I'd have a think about what would you need to resolve this? What would you like the outcome to be? and work out how you can achieve it.

Disturbia81 · 24/05/2025 15:35

Hwi · 24/05/2025 15:31

Talking to former female colleague? Why? Why talk to colleagues outside of work? Work and personal life should be separate at all times.

Because many people like their colleagues enough to be friends, it’s a huge way to make friends in life.

ExercicenformedeZ · 24/05/2025 15:37

GYBE4 · 24/05/2025 15:05

It's really not ok to keep looking through someone else's private messages.

I would agree with this IF the husband had no history of any kind with this woman. So if OP was one of those people who can't bear for their spouse to have any friends or even acquaintances of the opposite sex, I would be the first in line to call her controlling and would actually advise her husband to dump her or at the very least stand up to her. However, this situation isn't quite like that. The OP's husband has been quite disrespectful to the OP with how he has behaved around this woman, so I don't blame her at all for being wary and also for keeping an eye on the situation.

Hwi · 24/05/2025 15:39

On threads like these I don't understand the timid nonsense of 'I did not not mean to snoop', 'I opened it by accident' is just that - nonsense. Husband and wife should not have anything separate, they are 'one'. It does not mean that people will rummage in each other's inboxes, but they should be aware, that upon marriage they 'forsake all others' and their inbox is no longer just theirs - their spouses can look into it.

I told my dh before marriage (and before Apps were the norm) that I should carry out checks of his pockets, etc. if I felt like it and said he was free to withdraw his marriage proposal. There should be no 'private life' for a married person vis-a-vis their spouse, if it is a real marriage.

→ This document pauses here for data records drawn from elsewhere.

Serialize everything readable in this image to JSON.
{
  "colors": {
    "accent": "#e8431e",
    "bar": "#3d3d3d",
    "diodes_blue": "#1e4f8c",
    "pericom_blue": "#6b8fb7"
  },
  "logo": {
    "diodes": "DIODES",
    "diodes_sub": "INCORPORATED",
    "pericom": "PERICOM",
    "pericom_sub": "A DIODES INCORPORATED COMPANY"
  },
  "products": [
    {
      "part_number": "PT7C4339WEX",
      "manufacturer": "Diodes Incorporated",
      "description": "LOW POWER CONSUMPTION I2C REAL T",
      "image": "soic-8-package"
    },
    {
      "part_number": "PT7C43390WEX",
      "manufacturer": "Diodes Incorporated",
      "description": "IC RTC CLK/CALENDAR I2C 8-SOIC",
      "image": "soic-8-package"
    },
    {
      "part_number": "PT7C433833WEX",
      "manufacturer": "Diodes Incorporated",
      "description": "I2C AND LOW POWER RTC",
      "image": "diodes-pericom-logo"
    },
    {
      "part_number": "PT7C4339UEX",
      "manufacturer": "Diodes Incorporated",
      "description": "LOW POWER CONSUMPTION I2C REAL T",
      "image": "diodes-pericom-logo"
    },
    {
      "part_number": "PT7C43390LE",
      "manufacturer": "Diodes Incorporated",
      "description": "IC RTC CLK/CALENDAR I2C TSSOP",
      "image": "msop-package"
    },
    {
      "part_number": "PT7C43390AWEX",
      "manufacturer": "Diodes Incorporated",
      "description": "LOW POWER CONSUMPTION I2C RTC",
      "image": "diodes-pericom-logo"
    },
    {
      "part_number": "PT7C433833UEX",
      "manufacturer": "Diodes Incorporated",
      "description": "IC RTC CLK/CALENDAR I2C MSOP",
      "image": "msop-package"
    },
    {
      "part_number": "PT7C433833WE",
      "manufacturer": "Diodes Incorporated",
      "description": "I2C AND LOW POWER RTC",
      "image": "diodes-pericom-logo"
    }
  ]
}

I don't trust my husband and my dc, I only trust God. I don't rely on them not to betray me is what I am trying to say.

Some people are brought up properly and understand that on marriage a person forsakes all others, others are not brought up properly, thus threads like 'there is nothing wrong for dh or dw to have friends of the opposite gender' to start with and then 'oh, what should I do - he/she are having an emotional affair'. If people are stupid and don't understand that the progression from 'having a friend/mate of the opposite sex' to 'an emotional affair' is inevitable, they need to be told before marriage 'no friends of the opposite sex'. Normally brought up people don't need to be told, they just understand and will cut ties with bachelor/bachelorette life style at the stag party/hen do, as it is meant to happen.

Hwi · 24/05/2025 15:41

GYBE4 · 24/05/2025 15:05

It's really not ok to keep looking through someone else's private messages.

It is really not OK not to understand that husband and wife are one and there could be no private messages in a marriage. Ever.